Benazir Bhutto, 54, Lived in Eye of Pakistan Storm



Charismatic, striking and a canny political operator, Benazir Bhutto, 54, was reared in the violent and turbulent world of Pakistani politics and became the country’s and the Muslim world’s first female prime leader.

A deeply polarizing figure, the “daughter of Pakistan” was twice elected prime minister and twice expelled from office in a swirl of corruption charges that propelled her into self-imposed exile in London for much of the past decade. She returned home this fall, billing herself as a bulwark against Islamic extremism and a tribune of democracy.

She was killed on Thursday in a combined shooting and bombing attack at a rally in Rawalpindi, one of a series of open events she attended in spite of a failed assassination attempt the day she returned to Pakistan in October and of repeated warnings.

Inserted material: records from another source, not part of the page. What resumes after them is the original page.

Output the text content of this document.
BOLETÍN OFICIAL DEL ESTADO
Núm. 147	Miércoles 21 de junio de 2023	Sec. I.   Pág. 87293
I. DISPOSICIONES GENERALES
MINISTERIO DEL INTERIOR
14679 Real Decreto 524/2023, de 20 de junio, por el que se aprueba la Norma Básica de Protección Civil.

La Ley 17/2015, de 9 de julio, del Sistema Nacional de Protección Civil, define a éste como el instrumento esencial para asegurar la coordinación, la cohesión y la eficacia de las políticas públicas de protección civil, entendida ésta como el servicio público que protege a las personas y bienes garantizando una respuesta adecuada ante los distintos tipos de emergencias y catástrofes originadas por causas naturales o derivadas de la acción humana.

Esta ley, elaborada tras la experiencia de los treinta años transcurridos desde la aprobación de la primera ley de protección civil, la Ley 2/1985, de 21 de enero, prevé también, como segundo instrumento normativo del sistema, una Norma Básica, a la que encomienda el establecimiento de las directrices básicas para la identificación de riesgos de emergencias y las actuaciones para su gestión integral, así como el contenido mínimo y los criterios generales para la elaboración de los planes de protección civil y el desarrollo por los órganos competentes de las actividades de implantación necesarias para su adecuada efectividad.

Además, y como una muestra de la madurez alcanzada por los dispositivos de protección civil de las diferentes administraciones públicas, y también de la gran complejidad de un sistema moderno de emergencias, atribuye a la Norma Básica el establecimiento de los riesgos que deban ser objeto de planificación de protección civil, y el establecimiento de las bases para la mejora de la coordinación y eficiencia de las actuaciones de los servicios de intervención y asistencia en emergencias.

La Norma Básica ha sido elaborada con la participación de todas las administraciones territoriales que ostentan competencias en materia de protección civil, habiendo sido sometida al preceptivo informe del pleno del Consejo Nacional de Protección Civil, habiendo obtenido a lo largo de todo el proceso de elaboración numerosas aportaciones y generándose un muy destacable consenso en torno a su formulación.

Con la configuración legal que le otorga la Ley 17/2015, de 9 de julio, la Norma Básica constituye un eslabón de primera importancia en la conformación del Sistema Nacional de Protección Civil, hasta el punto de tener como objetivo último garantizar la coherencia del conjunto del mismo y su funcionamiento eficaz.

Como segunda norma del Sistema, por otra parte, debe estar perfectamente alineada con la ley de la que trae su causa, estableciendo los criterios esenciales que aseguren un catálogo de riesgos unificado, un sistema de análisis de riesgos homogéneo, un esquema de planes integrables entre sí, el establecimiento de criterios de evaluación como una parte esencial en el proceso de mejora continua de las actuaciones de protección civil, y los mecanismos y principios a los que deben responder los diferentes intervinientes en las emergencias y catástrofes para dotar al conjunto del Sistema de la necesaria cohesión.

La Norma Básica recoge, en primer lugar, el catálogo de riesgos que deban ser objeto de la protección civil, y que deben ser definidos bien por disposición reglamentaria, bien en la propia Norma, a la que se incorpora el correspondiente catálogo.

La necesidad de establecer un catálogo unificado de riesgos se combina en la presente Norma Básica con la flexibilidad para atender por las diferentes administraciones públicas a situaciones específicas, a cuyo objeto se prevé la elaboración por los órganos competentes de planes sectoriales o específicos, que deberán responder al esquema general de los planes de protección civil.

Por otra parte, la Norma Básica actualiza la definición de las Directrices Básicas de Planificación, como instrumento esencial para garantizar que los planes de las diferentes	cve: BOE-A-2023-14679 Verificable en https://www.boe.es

A woman of grand ambitions with a taste for complex political maneuvering, Ms. Bhutto was first elected prime minister in 1988 at the age of 35. The daughter of one of Pakistan’s most flamboyant and democratically inclined prime ministers, Zulfikar Ali Bhutto, she inherited from him the mantle of the populist People’s Party, which she came to personify.

Even from exile, her leadership was virtually unchallenged. She staged a high-profile return to her home city of Karachi, drawing hundreds of thousands of supporters to an 11-hour rally and leading a series of political demonstrations in opposition to the country’s military leader, President Pervez Musharraf.

Ms. Bhutto often spoke of how her father encouraged her to study the lives of legendary female leaders ranging from Indira Gandhi to Joan of Arc and, as a young woman, closely observed his political maneuvering.